Leonard found himself wishing that he’d fled his home and Los Angeles while wearing his sneakers rather than these dress shoes. His feet were already swollen to the point that it hurt to walk. Leonard had thought that his half-mile walk to Echo Park every day had kept him in shape, but obviously not.

The last news about Los Angeles he’d heard in Julio and Perdita’s truck that morning had said that the worst of the fighting in the city and suburbs was over and that the reconquista military forces were falling back along I-5 toward San Diego. The California National Guard and various anglo paramilitary groups had reestablished control of I-5 and the coastal corridor all the way from Long Beach to Encinitas. It was being announced as a major defeat for Nuevo Mexico expansion.

Leonard had mixed feelings about all this. As an amateur historian as well as classicist, he knew the injustice of southwestern states being taken from Mexico in the 1840s. But he was also one of the few people he knew who were old enough to remember the 1992 L.A. riots after the police who’d beaten a man named Rodney King were acquitted. In less than a week of rioting, thousands of fires were set—many of the burned-out areas still had not been rebuilt, forty years later—and more than fifty people had died with a couple of thousand injured.

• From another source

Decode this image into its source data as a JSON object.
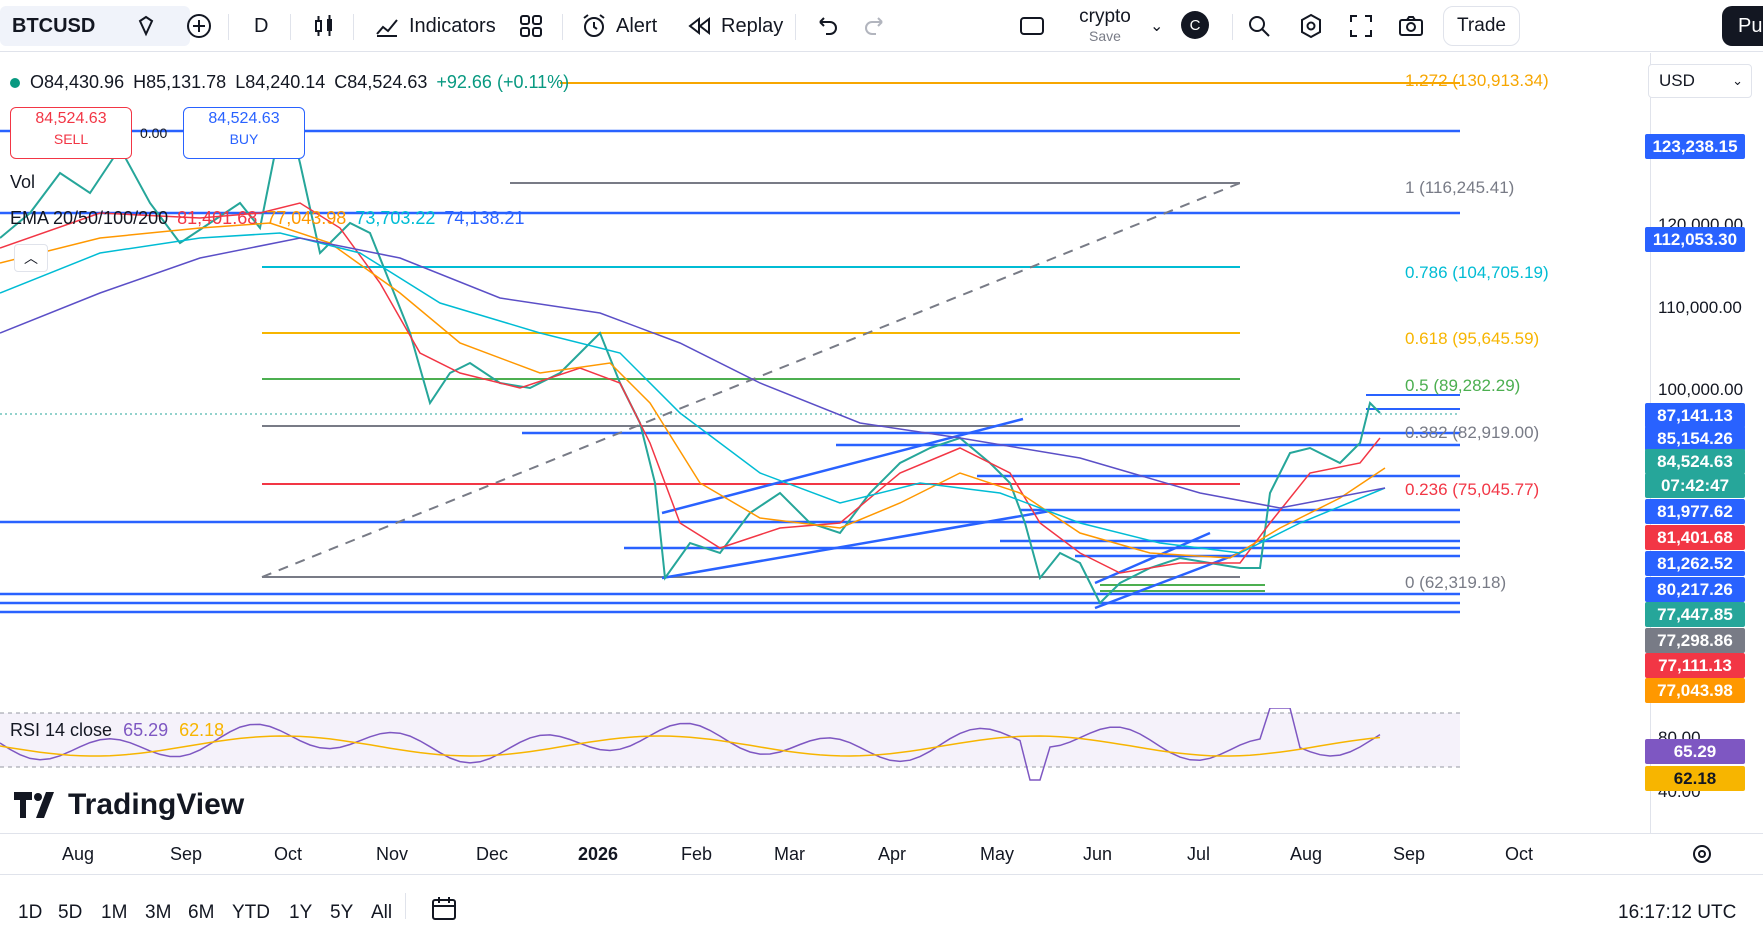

Leonard had thought of those riots that morning when he’d heard details of how an entire company of reconquista infantry in armored personnel carriers had been pulled from their vehicles and beaten and killed by a mob at the same place in South Central L.A.—the intersection of Florence and South Normandie avenues—where truck drivers and other innocents had been pulled from their vehicles and attacked in 1992. In this case, according to NPR, more than two hundred reconquista fighters were dead and the black rioters had moved into East L.A., burning everything they came across in the wake of the Nuevo Mexican forces’ retreat.

This upset Leonard. He wondered how his friend Emilio Gabriel Fernández y Figueroa and Emilio’s son Eduardo were. He wished them well. There was no doubt in George Leonard Fox’s mind that even though he’d demanded payment, Emilio had saved Val’s life—and perhaps Leonard’s as well—by getting them out of Los Angeles nine days ago.